Segundo aliados, Lula está disposto a escolher um nome sem o rótulo de amigo pessoal, priorizando perfis com trajetória sólida e maior capacidade de aprovação no Congresso.
Mudança de estratégia
A derrota de Messias, considerada a mais significativa do governo no Legislativo até agora, levou o presidente a reavaliar sua estratégia. Até então, Lula vinha adotando como critério principal a confiança pessoal.
As indicações anteriores seguiram essa lógica, como nos casos de Cristiano Zanin, advogado de Lula durante a Lava-Jato, e de Flávio Dino, ex-ministro da Justiça. Ambos tinham relação direta e de confiança com o presidente.
Diferentemente de seus primeiros mandatos, quando recebia listas de sugestões de auxiliares e juristas, Lula passou a centralizar a decisão, tratando a escolha como um assunto pessoal.
Ampliação de nomes
Agora, o presidente deve ampliar o leque de opções, buscando nomes com boa reputação e alinhamento ao campo progressista, mas sem necessariamente manter relação próxima.
A avaliação no entorno do Planalto é de que essa mudança pode facilitar a aprovação no Senado e evitar novos desgastes políticos.
Apesar disso, Lula não pretende abrir mão da palavra final na escolha e deve continuar conduzindo o processo diretamente.
Pressão e cenário político
A rejeição de Messias foi atribuída, nos bastidores, à articulação política no Senado.

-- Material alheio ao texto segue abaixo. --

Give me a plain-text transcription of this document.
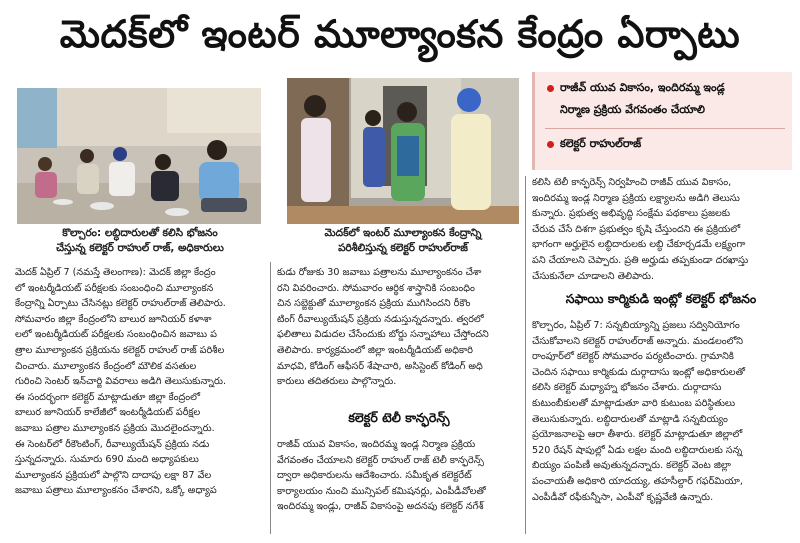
మెదక్‌లో ఇంటర్ మూల్యాంకన కేంద్రం ఏర్పాటు
కొల్చారం: లబ్ధిదారులతో కలిసి భోజనం
చేస్తున్న కలెక్టర్ రాహుల్ రాజ్, అధికారులు
మెదక్‌లో ఇంటర్ మూల్యాంకన కేంద్రాన్ని
పరిశీలిస్తున్న కలెక్టర్ రాహుల్‌రాజ్
రాజీవ్ యువ వికాసం, ఇందిరమ్మ ఇండ్ల
నిర్మాణ ప్రక్రియ వేగవంతం చేయాలి
కలెక్టర్ రాహుల్‌రాజ్

మెదక్ ఏప్రిల్ 7 (నమస్తే తెలంగాణ): మెదక్ జిల్లా కేంద్రం

లో ఇంటర్మీడియట్ పరీక్షలకు సంబంధించి మూల్యాంకన

కేంద్రాన్ని ఏర్పాటు చేసినట్లు కలెక్టర్ రాహుల్‌రాజ్ తెలిపారు.

సోమవారం జిల్లా కేంద్రంలోని బాలుర జూనియర్ కళాశా

లలో ఇంటర్మీడియట్ పరీక్షలకు సంబంధించిన జవాబు ప

త్రాల మూల్యాంకన ప్రక్రియను కలెక్టర్ రాహుల్ రాజ్ పరిశీల

చించారు. మూల్యాంకన కేంద్రంలో మౌలిక వసతుల

గురించి సెంటర్ ఇన్‌చార్జి వివరాలు అడిగి తెలుసుకున్నారు.

ఈ సందర్భంగా కలెక్టర్ మాట్లాడుతూ జిల్లా కేంద్రంలో

బాలుర జూనియర్ కాలేజీలో ఇంటర్మీడియట్ పరీక్షల

జవాబు పత్రాల మూల్యాంకన ప్రక్రియ మొదలైందన్నారు.

ఈ సెంటర్‌లో రీకౌంటింగ్, రీవాల్యుయేషన్ ప్రక్రియ నడు

స్తున్నదన్నారు. సుమారు 690 మంది అధ్యాపకులు

మూల్యాంకన ప్రక్రియలో పాల్గొని దాదాపు లక్షా 87 వేల

జవాబు పత్రాలు మూల్యాంకనం చేశారని, ఒక్కో అధ్యాప

కుడు రోజుకు 30 జవాబు పత్రాలను మూల్యాంకనం చేశా

రని వివరించారు. సోమవారం ఆర్థిక శాస్త్రానికి సంబంధిం

చిన సబ్జెక్టుతో మూల్యాంకన ప్రక్రియ ముగిసిందని రీకౌం

టింగ్ రీవాల్యుయేషన్ ప్రక్రియ నడుస్తున్నదన్నారు. త్వరలో

ఫలితాలు విడుదల చేసేందుకు బోర్డు సన్నాహాలు చేస్తోందని

తెలిపారు. కార్యక్రమంలో జిల్లా ఇంటర్మీడియట్ అధికారి

మాధవి, కోడింగ్ ఆఫీసర్ శేషాచారి, అసిస్టెంట్ కోడింగ్ అధి

కారులు తదితరులు పాల్గొన్నారు.

కలెక్టర్ టెలీ కాన్ఫరెన్స్

రాజీవ్ యువ వికాసం, ఇందిరమ్మ ఇండ్ల నిర్మాణ ప్రక్రియ

వేగవంతం చేయాలని కలెక్టర్ రాహుల్ రాజ్ టెలీ కాన్ఫరెన్స్

ద్వారా అధికారులను ఆదేశించారు. సమీకృత కలెక్టరేట్

కార్యాలయం నుంచి మున్సిపల్ కమిషనర్లు, ఎంపీడీవోలతో

ఇందిరమ్మ ఇండ్లు, రాజీవ్ వికాసంపై అదనపు కలెక్టర్ నగేశ్

కలిసి టెలీ కాన్ఫరెన్స్ నిర్వహించి రాజీవ్ యువ వికాసం,

ఇందిరమ్మ ఇండ్ల నిర్మాణ ప్రక్రియ లక్ష్యాలను అడిగి తెలుసు

కున్నారు. ప్రభుత్వ అభివృద్ధి సంక్షేమ పథకాలు ప్రజలకు

చేరువ చేసే దిశగా ప్రభుత్వం కృషి చేస్తుందని ఈ ప్రక్రియలో

భాగంగా అర్హులైన లబ్ధిదారులకు లబ్ధి చేకూర్చడమే లక్ష్యంగా

పని చేయాలని చెప్పారు. ప్రతి అర్హుడు తప్పకుండా దరఖాస్తు

చేసుకునేలా చూడాలని తెలిపారు.

సఫాయి కార్మికుడి ఇంట్లో కలెక్టర్ భోజనం

కొల్చారం, ఏప్రిల్ 7: సన్నబియ్యాన్ని ప్రజలు సద్వినియోగం

చేసుకోవాలని కలెక్టర్ రాహుల్‌రాజ్ అన్నారు. మండలంలోని

రాంపూర్‌లో కలెక్టర్ సోమవారం పర్యటించారు. గ్రామానికి

చెందిన సఫాయి కార్మికుడు దుర్గాదాసు ఇంట్లో అధికారులతో

కలిసి కలెక్టర్ మధ్యాహ్న భోజనం చేశారు. దుర్గాదాసు

కుటుంబీకులతో మాట్లాడుతూ వారి కుటుంబ పరిస్థితులు

తెలుసుకున్నారు. లబ్ధిదారులతో మాట్లాడి సన్నబియ్యం

ప్రయోజనాలపై ఆరా తీశారు. కలెక్టర్ మాట్లాడుతూ జిల్లాలో

520 రేషన్ షాపుల్లో ఏడు లక్షల మంది లబ్ధిదారులకు సన్న

బియ్యం పంపిణీ అవుతున్నదన్నారు. కలెక్టర్ వెంట జిల్లా

పంచాయతీ అధికారి యాదయ్య, తహసీల్దార్ గఫర్‌మియా,

ఎంపీడీవో రఫీకున్నీసా, ఎంపీవో కృష్ణవేణి ఉన్నారు.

O resultado — 34 votos favoráveis, abaixo dos 41 necessários — expôs dificuldades do governo na articulação com parlamentares.
O presidente busca agora evitar um novo revés e, ao mesmo tempo, não demonstrar fragilidade diante do Congresso.
A possibilidade de indicar uma mulher ao STF também segue em análise, embora, segundo interlocutores, ainda não haja um nome consolidado.
Sem confronto direto
Aliados afirmam que Lula não pretende escalar a tensão com o presidente do Senado, Davi Alcolumbre. Reapresentar o nome de Messias, por exemplo, é visto como improvável, já que poderia ser interpretado como um gesto de confronto.
O vice-presidente Geraldo Alckmin afirmou que o presidente deve definir em breve um novo indicado.
Próximos passos
Neste momento, Lula está concentrado na viagem aos Estados Unidos, onde se reunirá com Donald Trump. Após o retorno, a tendência é que o tema ganhe prioridade na agenda do Planalto.
A expectativa é de que a nova indicação busque equilibrar critérios técnicos, viabilidade política e alinhamento ideológico.